My kid brother, Eddy (class of 1951), didn’t make it to the East Coast of Florida Peekskill Day on the third Thursday in February, he was not feeling up to snuff. Those of you who know Eddy will realize that he had to feel really rotten to miss the affair. Despite the weather being less than perfect that day I’m told that about 200 people made it to Carlin Park in Jupiter.

My Martha (class of 1974), who lives in Port Richey, went to the West Coast Peekskill Day in Tarpon Springs, joined by my daughter, Amy Carlin (class of 1971) and by my grandson, William J. Carlin, Third, (Stewie Carlin and I share the same grandson), where about 40 people were able to make it, and the weather was fine and I’m told that the company was interesting. Billy was one of these people who were let go when Country?Wide Mortgage started to cut back when the panic in mortgages set in, and he was able to fill in as a member of the security squad at the Yankees Spring Training games in Tampa. I sent about 30 copies of Bernie Yudowitz’ (class of 1951) Peekskill High School Commemorative Booklets to Martha which were quickly scapped up.

Incidentally, John Curran (class of 1963) at the Peekskill Museum has more copies available and he would be happy to send one on and the price would be two dollars to cover the cost of mailing.

I went to the “new” PHS auditorium recently to take in a performance of “The Sound of Music” which was a joy. The story, of course, concerns the VonTrapp family and their efforts to get out of Austria, hotly pursued by the Nazis, and who later made their home in the United States. My memory is that the VonTrapp family gave a concert at OUR Peekskill High School Auditorium at about the time of World War Two, which gives the current performance added meaning.

When I was in Junior High School in about 1939, the PHS music department performed Gilbert and Sullivan’s “Mikado” instilling in me a life?long love of the G&S operas. My recollection, which might not be all that razor?sharp, is that Kate Grab and Milt Powers (class of 1940) sang the juvenile leads, while Bernie’s book tells me that Don Doherty (class of 1938) , Grace Gould and Raul DeCastellano, were featured. (Kate doesn’t specifically remember doing the Mikado, but does remember that she and Milt sang many programs together and also remembers that they were known as the Jeanette MacDonald and Nelson Eddy of PHS.)

I went out for the track team in the Ninth Grade and I have a further memory of Milt standing on a bench in the locker room after a practice of the team, singing from the Mikado at the top of his voice, “A wandering minstrel I, a thing of threads and patches, of ballads songs and snatches, and dreamy lullabies. . .” Stark naked!

With any luck, and, as Arthur Godfrey used to say, “the crick don’t rise, ” I’ll get back to you in the near future.

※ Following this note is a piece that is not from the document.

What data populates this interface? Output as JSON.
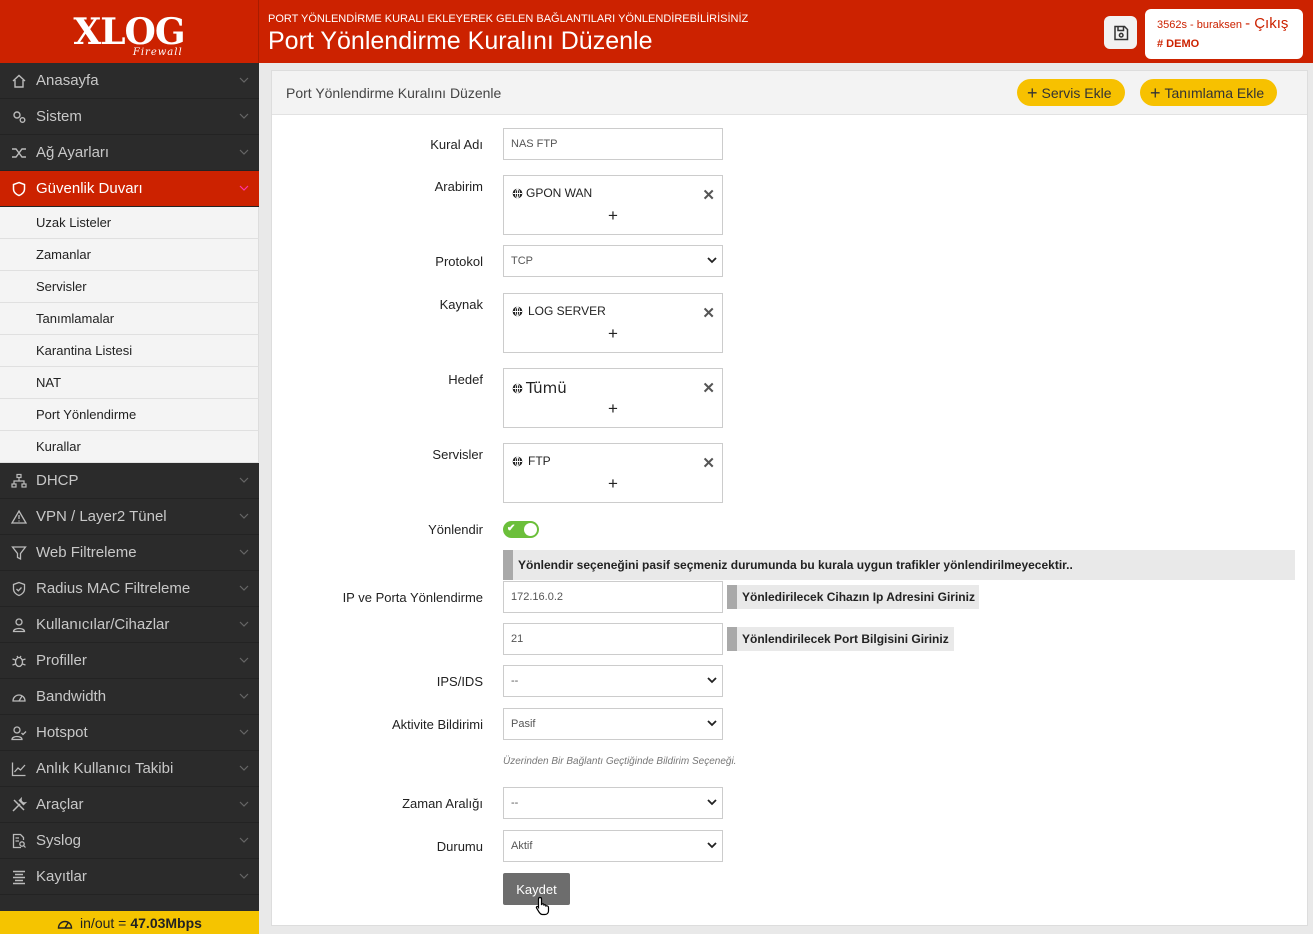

In the meantime, be very good to each other. –JACK

A Letter From the Gateway to the Hudson Highlands

It is at least a couple of years since I have attempted to write anything along these lines; I have had a note from webmaster Ron Abbey – in Tavares, Florida, who has kept this Site open for about a decade and he suggested that I might add something in the order of what I used to churn out for the Peekskill Herald and for Tommy Antonucci’s magazines.

Let’s get started:

I’m not sure about the general knowledge concerning OUR Peekskill High School building, more recently the Peekskill Middle School, which is soon to be demolished to make way for a new state-of-the-art Middle School on the same site. Construction of the latter is moving along nicely and it should be ready for occupancy by September for the start of the 2008-2009 school year.

Our City Historian, John Curran, PHS 1963- has a pile of commemorative booklets concerning OUR Peekskill High School, sponsored by the class of 1951, spearheaded by Bernie Yudowitz, and John tells me that copies can be had by contacting him at the Peekskill Museum, 914-736-0473 or at brainman2u@yahoo.com and the cost will be Two Dollars to cover handling and mailing charges. It really is well worthwhile, and once the wrecking ball had done away with the building this may be the only real reference to memories which one may have. (My copy of the Searchlight, which I took to our fiftieth anniversary reunion, disappeared that night. If someone out there from the Class of 1943 has an extra copy with nice things said about “Jack” or “John” it might very well be mine and I’d love to have it back.)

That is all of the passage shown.